Please note that this talk will take place on Thursday.
Title: What neural models tell us about linguistic knowledge: insights from cross-linguistic investigations
Abstract: Is linguistic data enough to model human linguistic knowledge? In this talk, I will describe computational experiments that are designed to highlight how cross-linguistic variation provides unique insights into this question. I will draw on two key contributions of natural language processing: i) computational models which scale to large amounts of data, and ii) tests of linguistically naïve models on particular linguistic phenomena (e.g., subject-verb agreement) which probe aspects of linguistic knowledge. The field has uncovered considerable overlap between humans and neural models, suggesting that raw linguistic data can yield human-like linguistic knowledge. However, a direct link between model behavior and human linguistic knowledge is hindered by the fact that investigations are primarily based on studies of a single language – English. By drawing on findings from psycholinguistics, I will compare the performance of neural models and humans in two case studies: ambiguous relative clause attachment and implicit causality.

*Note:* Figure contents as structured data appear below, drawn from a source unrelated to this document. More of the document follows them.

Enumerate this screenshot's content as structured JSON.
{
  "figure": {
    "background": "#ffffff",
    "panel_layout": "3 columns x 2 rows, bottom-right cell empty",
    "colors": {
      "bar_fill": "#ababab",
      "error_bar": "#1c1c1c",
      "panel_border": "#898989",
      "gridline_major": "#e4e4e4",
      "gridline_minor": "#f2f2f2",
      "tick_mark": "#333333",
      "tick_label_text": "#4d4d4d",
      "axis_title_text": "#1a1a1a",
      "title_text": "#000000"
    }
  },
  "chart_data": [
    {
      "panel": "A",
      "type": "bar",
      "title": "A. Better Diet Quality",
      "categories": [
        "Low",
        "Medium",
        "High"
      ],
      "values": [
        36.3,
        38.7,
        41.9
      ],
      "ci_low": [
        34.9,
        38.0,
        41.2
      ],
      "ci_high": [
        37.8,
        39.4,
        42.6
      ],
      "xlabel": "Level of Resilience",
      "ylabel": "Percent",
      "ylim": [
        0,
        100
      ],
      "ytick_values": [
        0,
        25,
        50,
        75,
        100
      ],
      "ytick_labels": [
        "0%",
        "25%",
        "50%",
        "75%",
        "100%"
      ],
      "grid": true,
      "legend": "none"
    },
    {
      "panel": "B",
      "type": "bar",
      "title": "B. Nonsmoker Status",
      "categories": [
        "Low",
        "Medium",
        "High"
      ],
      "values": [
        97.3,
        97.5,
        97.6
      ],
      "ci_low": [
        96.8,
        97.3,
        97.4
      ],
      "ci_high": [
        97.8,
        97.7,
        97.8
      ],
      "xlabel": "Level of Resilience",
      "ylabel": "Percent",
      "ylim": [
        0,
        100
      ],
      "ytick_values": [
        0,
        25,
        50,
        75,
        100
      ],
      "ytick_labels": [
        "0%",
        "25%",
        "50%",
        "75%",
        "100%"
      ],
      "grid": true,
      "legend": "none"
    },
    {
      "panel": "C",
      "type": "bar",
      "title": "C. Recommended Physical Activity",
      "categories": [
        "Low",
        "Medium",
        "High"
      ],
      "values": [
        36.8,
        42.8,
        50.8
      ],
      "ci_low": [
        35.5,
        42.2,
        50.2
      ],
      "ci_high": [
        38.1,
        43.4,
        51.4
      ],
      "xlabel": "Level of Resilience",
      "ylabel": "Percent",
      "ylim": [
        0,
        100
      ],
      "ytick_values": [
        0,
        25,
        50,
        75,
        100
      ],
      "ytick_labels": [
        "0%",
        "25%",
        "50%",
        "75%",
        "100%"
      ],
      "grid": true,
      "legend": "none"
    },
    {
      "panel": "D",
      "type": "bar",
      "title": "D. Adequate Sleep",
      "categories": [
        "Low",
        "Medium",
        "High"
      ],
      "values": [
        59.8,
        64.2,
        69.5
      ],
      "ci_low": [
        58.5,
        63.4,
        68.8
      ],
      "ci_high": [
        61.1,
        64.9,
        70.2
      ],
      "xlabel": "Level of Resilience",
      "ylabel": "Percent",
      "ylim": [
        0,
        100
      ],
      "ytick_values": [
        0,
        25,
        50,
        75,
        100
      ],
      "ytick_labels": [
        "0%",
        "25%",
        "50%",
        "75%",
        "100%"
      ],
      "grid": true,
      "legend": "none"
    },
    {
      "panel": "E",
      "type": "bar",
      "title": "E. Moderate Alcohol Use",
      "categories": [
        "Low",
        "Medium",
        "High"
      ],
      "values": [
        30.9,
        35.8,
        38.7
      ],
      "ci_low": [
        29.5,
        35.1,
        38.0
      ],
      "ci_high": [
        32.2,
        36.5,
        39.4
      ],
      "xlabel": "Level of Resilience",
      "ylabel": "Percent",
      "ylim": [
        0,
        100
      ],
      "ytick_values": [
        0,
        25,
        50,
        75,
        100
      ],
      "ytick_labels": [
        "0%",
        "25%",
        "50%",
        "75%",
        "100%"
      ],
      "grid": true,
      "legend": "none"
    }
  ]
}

While my results show that models trained and tested on English succeed in capturing human behavior, those trained and tested on Spanish (ambiguous relative clause attachment) or Italian (implicit causality) crucially fall short. I will argue that discrepancies between humans and neural models serve not only to advance the development of computational models beyond English, but also, reveal crucial cases where linguistic data is not enough for human linguistic knowledge, moving us closer to grasping the fundamental human capacity for language.